Neuronal activity does not correlate with PRV spread from neuron to neuron.
(A) Schematic of modified Campenot tri-chamber. SCG neurons were seeded in the left soma compartment and extended axons under the chamber walls to the right neurite compartment. Recipient SCG neurons were then added to the neurite compartment. PRV infection was initiated in the soma compartment, and neurons were treated with 4μM TTX, or pulses of 55mM KCl, or untreated, as indicated. (B) Recipient neurons in the right neurite chamber do not penetrate the left soma compartment. Lipophilic fluorescent dye, DiD (blue), was added to the soma chamber, and chambered cultures were imaged by live-cell fluorescence microscopy. Out of many chambers, only a single DiD-labeled cell body was detected (zoom). Scale bars represent 0.5 mm (left) and 30 μm (zoom). (C) A defective leaky chamber demonstrates extensive DiD-labeling of cells, demonstrating that these imaging parameters can readily detect DiD-positive cells in the neurite chamber. (D) Tiled image of neurite chambers (area indicated by red box in Fig 2A). Scale bar represents 1mm. (E) Mean relative mRFP-VP26 capsid fluorescence of entire neurite chambers over time. Mean of 8 independent experiments. Shaded area represents standard deviation. No significant difference (p>0.05) at all time points.
Fig 7.
Neuronal activity does not correlate with PRV spread from neurons: optogenetics approach.

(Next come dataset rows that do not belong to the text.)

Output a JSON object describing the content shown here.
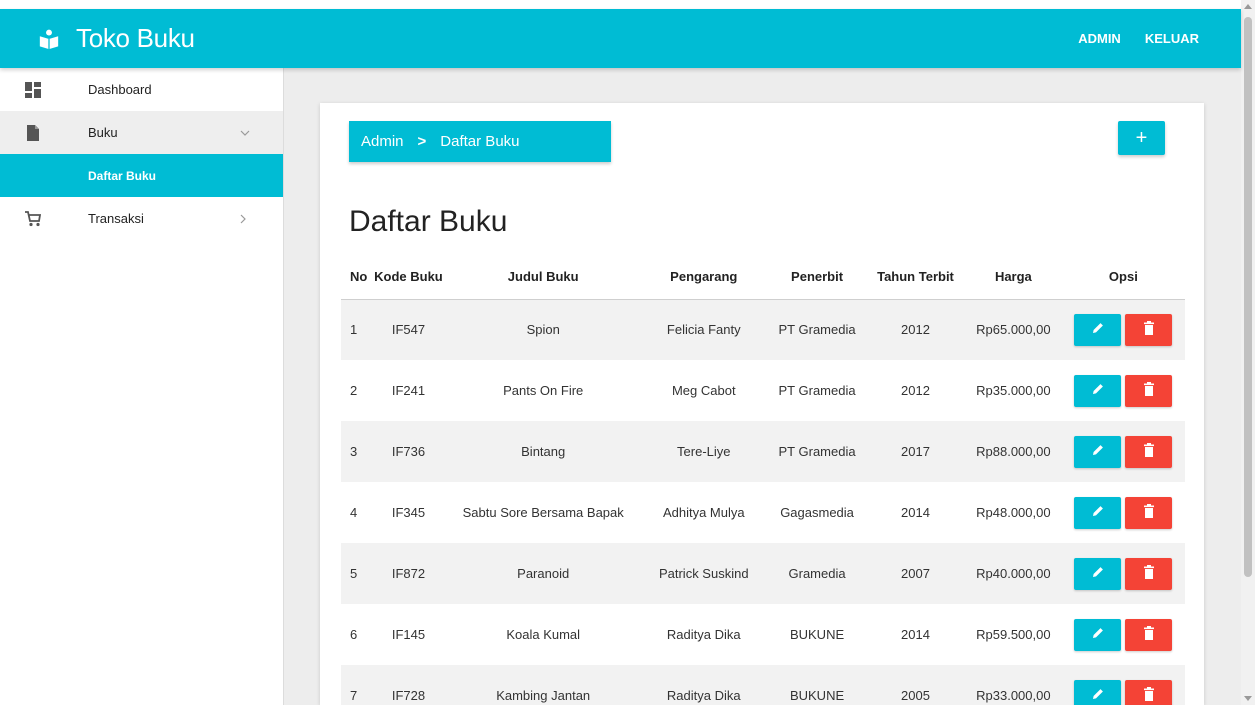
{
  "app": {
    "name": "Toko Buku"
  },
  "header_nav": {
    "admin": "ADMIN",
    "logout": "KELUAR"
  },
  "sidebar": {
    "items": [
      {
        "label": "Dashboard",
        "icon": "dashboard-icon"
      },
      {
        "label": "Buku",
        "icon": "file-icon",
        "caret": "chevron-down-icon"
      },
      {
        "label": "Daftar Buku"
      },
      {
        "label": "Transaksi",
        "icon": "cart-icon",
        "caret": "chevron-right-icon"
      }
    ]
  },
  "breadcrumb": {
    "root": "Admin",
    "separator": ">",
    "current": "Daftar Buku"
  },
  "add_button": {
    "label": "+"
  },
  "page_title": "Daftar Buku",
  "table": {
    "headers": [
      "No",
      "Kode Buku",
      "Judul Buku",
      "Pengarang",
      "Penerbit",
      "Tahun Terbit",
      "Harga",
      "Opsi"
    ],
    "rows": [
      {
        "no": "1",
        "kode": "IF547",
        "judul": "Spion",
        "pengarang": "Felicia Fanty",
        "penerbit": "PT Gramedia",
        "tahun": "2012",
        "harga": "Rp65.000,00"
      },
      {
        "no": "2",
        "kode": "IF241",
        "judul": "Pants On Fire",
        "pengarang": "Meg Cabot",
        "penerbit": "PT Gramedia",
        "tahun": "2012",
        "harga": "Rp35.000,00"
      },
      {
        "no": "3",
        "kode": "IF736",
        "judul": "Bintang",
        "pengarang": "Tere-Liye",
        "penerbit": "PT Gramedia",
        "tahun": "2017",
        "harga": "Rp88.000,00"
      },
      {
        "no": "4",
        "kode": "IF345",
        "judul": "Sabtu Sore Bersama Bapak",
        "pengarang": "Adhitya Mulya",
        "penerbit": "Gagasmedia",
        "tahun": "2014",
        "harga": "Rp48.000,00"
      },
      {
        "no": "5",
        "kode": "IF872",
        "judul": "Paranoid",
        "pengarang": "Patrick Suskind",
        "penerbit": "Gramedia",
        "tahun": "2007",
        "harga": "Rp40.000,00"
      },
      {
        "no": "6",
        "kode": "IF145",
        "judul": "Koala Kumal",
        "pengarang": "Raditya Dika",
        "penerbit": "BUKUNE",
        "tahun": "2014",
        "harga": "Rp59.500,00"
      },
      {
        "no": "7",
        "kode": "IF728",
        "judul": "Kambing Jantan",
        "pengarang": "Raditya Dika",
        "penerbit": "BUKUNE",
        "tahun": "2005",
        "harga": "Rp33.000,00"
      }
    ]
  },
  "colors": {
    "primary": "#00bcd4",
    "danger": "#f44336",
    "background": "#ededed"
  }
}
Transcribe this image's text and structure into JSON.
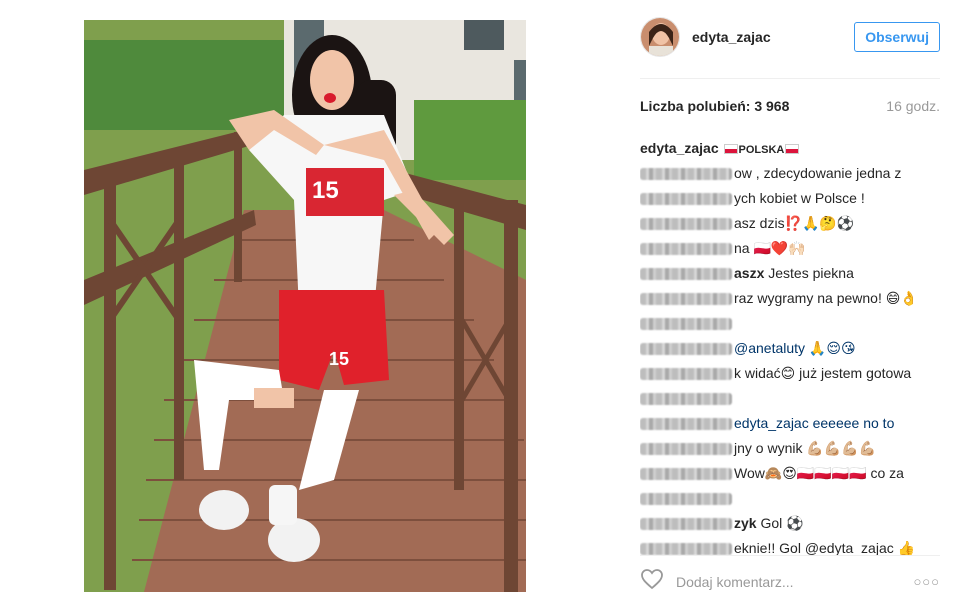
{
  "post": {
    "username": "edyta_zajac",
    "follow_label": "Obserwuj",
    "likes": "Liczba polubień: 3 968",
    "time": "16 godz.",
    "add_comment_placeholder": "Dodaj komentarz...",
    "more_label": "○○○"
  },
  "caption": {
    "username": "edyta_zajac",
    "text": "POLSKA"
  },
  "comments": [
    {
      "user_prefix": "",
      "text": "ow , zdecydowanie jedna z"
    },
    {
      "user_prefix": "",
      "text": "ych kobiet w Polsce !"
    },
    {
      "user_prefix": "",
      "text": "asz dzis⁉️🙏🤔⚽"
    },
    {
      "user_prefix": "",
      "text": "na 🇵🇱❤️🙌🏻"
    },
    {
      "user_prefix": "aszx",
      "text": " Jestes piekna"
    },
    {
      "user_prefix": "",
      "text": "raz wygramy na pewno! 😄👌"
    },
    {
      "user_prefix": "",
      "text": " "
    },
    {
      "user_prefix": "",
      "text": "@anetaluty 🙏😌😘"
    },
    {
      "user_prefix": "",
      "text": "k widać😊 już jestem gotowa"
    },
    {
      "user_prefix": "",
      "text": " "
    },
    {
      "user_prefix": "",
      "text": "edyta_zajac eeeeee no to"
    },
    {
      "user_prefix": "",
      "text": "jny o wynik 💪🏼💪🏼💪🏼💪🏼"
    },
    {
      "user_prefix": "",
      "text": "Wow🙈😍🇵🇱🇵🇱🇵🇱🇵🇱 co za"
    },
    {
      "user_prefix": "",
      "text": " "
    },
    {
      "user_prefix": "zyk",
      "text": " Gol ⚽"
    },
    {
      "user_prefix": "",
      "text": "eknie!! Gol @edyta_zajac 👍"
    },
    {
      "user_prefix": "",
      "text": "👊🇵🇱"
    }
  ],
  "colors": {
    "accent": "#3897f0",
    "text": "#262626",
    "muted": "#999999",
    "mention": "#003569"
  },
  "icons": {
    "heart": "heart-icon",
    "more": "more-icon"
  }
}
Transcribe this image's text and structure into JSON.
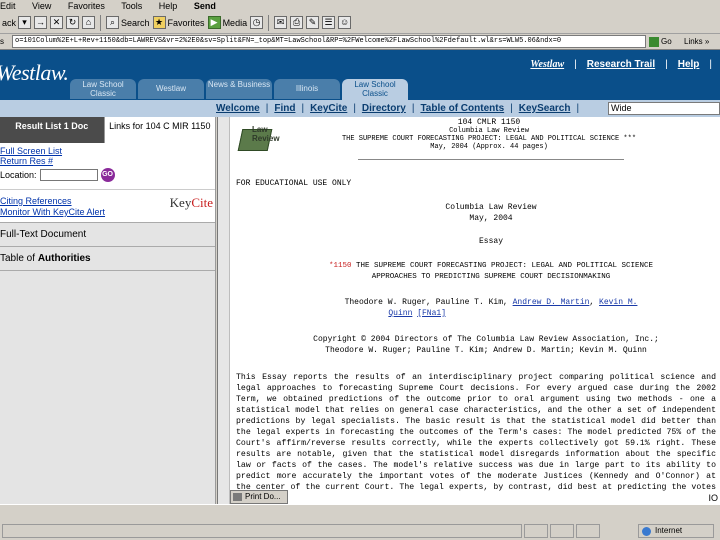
{
  "browser": {
    "menu": [
      "Edit",
      "View",
      "Favorites",
      "Tools",
      "Help",
      "Send"
    ],
    "toolbar": {
      "back": "ack",
      "search": "Search",
      "favorites": "Favorites",
      "media": "Media"
    },
    "address": {
      "url": "o=101Colum%2E+L+Rev+1150&db=LAWREVS&vr=2%2E0&sv=Split&FN=_top&MT=LawSchool&RP=%2FWelcome%2FLawSchool%2Fdefault.wl&rs=WLW5.06&ndx=0",
      "go": "Go",
      "links": "Links"
    },
    "status_zone": "Internet"
  },
  "westlaw": {
    "logo": "Westlaw.",
    "nav": {
      "brand": "Westlaw",
      "research_trail": "Research Trail",
      "help": "Help",
      "sep": "|"
    },
    "tabs": [
      "Law School Classic",
      "Westlaw",
      "News & Business",
      "Illinois",
      "Law School Classic"
    ],
    "subnav": [
      "Welcome",
      "Find",
      "KeyCite",
      "Directory",
      "Table of Contents",
      "KeySearch"
    ],
    "subnav_search_value": "Wide"
  },
  "left_panel": {
    "tab_result_list": "Result List 1 Doc",
    "tab_links": "Links for 104 C MIR 1150",
    "links": [
      "Full Screen List",
      "Return Res #"
    ],
    "location_label": "Location:",
    "go_label": "GO",
    "keycite_links": [
      "Citing References",
      "Monitor With KeyCite Alert"
    ],
    "keycite_logo_key": "Key",
    "keycite_logo_cite": "Cite",
    "items": [
      {
        "prefix": "",
        "label": "Full-Text Document"
      },
      {
        "prefix": "Table of ",
        "label": "Authorities"
      }
    ]
  },
  "document": {
    "icon_label": "Law Review",
    "cite": "104 CMLR 1150",
    "journal": "Columbia Law Review",
    "project": "THE SUPREME COURT FORECASTING PROJECT: LEGAL AND POLITICAL SCIENCE ***",
    "date_pages": "May, 2004 (Approx. 44 pages)",
    "edu_notice": "FOR EDUCATIONAL USE ONLY",
    "journal_center": "Columbia Law Review",
    "date_center": "May, 2004",
    "type": "Essay",
    "star_page": "*1150",
    "title_rest": "THE SUPREME COURT FORECASTING PROJECT: LEGAL AND POLITICAL SCIENCE",
    "title_line2": "APPROACHES TO PREDICTING SUPREME COURT DECISIONMAKING",
    "authors_plain": "Theodore W. Ruger, Pauline T. Kim,",
    "author_link1": "Andrew D. Martin",
    "author_link2": "Kevin M.",
    "author_link2b": "Quinn",
    "fn_link": "[FNa1]",
    "copyright": "Copyright © 2004 Directors of The Columbia Law Review Association, Inc.;",
    "copyright2": "Theodore W. Ruger; Pauline T. Kim; Andrew D. Martin; Kevin M. Quinn",
    "body": "This Essay reports the results of an interdisciplinary project comparing political science and legal approaches to forecasting Supreme Court decisions. For every argued case during the 2002 Term, we obtained predictions of the outcome prior to oral argument using two methods - one a statistical model that relies on general case characteristics, and the other a set of independent predictions by legal specialists. The basic result is that the statistical model did better than the legal experts in forecasting the outcomes of the Term's cases: The model predicted 75% of the Court's affirm/reverse results correctly, while the experts collectively got 59.1% right. These results are notable, given that the statistical model disregards information about the specific law or facts of the cases. The model's relative success was due in large part to its ability to predict more accurately the important votes of the moderate Justices (Kennedy and O'Connor) at the center of the current Court. The legal experts, by contrast, did best at predicting the votes of",
    "print_button": "Print Do...",
    "foot_right": "IO"
  }
}
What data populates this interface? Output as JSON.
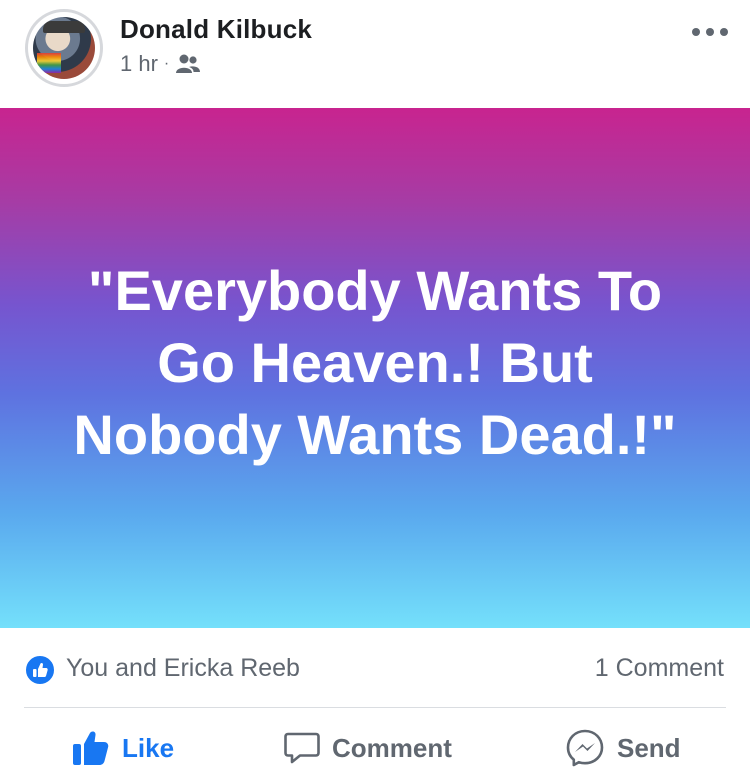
{
  "post": {
    "author": "Donald Kilbuck",
    "time": "1 hr",
    "separator": "·",
    "audience_icon": "friends-icon",
    "more_icon": "more-horizontal-icon",
    "text": "\"Everybody Wants To Go Heaven.! But Nobody Wants Dead.!\"",
    "background_colors": [
      "#c8248f",
      "#7655cf",
      "#74e0fb"
    ]
  },
  "reactions": {
    "icon": "like-icon",
    "summary": "You and Ericka Reeb",
    "comments": "1 Comment"
  },
  "actions": {
    "like": "Like",
    "comment": "Comment",
    "send": "Send"
  },
  "colors": {
    "accent": "#1877f2",
    "muted": "#606770"
  }
}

(A-B) SCG neurons were seeded onto a multi-electrode array, transduced with an AAV vector expressing ChR2-mCherry. (A) Scale bar is 500μm. (B) Scale bar is 100μm. (C) Extracellular electrical recordings of SCG neurons exhibiting spontaneous spiking activity (no stimulus), or evoked activity synchronized to 12 Hz blue light pulses. (D) Superimposed spikes (n = 100) demonstrating increases in spike peak-to-peak amplitude with optogenetic stimulation. (E) Schematic of modified Campenot tri-chamber. SCG neurons were seeded in the left soma compartment and extended axons under the chamber walls to the right neurite compartment. A detector cell monolayer (PK15) was then added to the neurite compartment. SCGs were transduced with a ChR2 AAV and exposed to pulsed blue light, as indicated. PRV infection was initiated in the soma compartment at a multiplicity of infection of 10 or 100, as indicated. (F) Virus titer measured in neurite chambers by serial dilution plaque assay. No significant difference (p>0.05) at 24 hpi.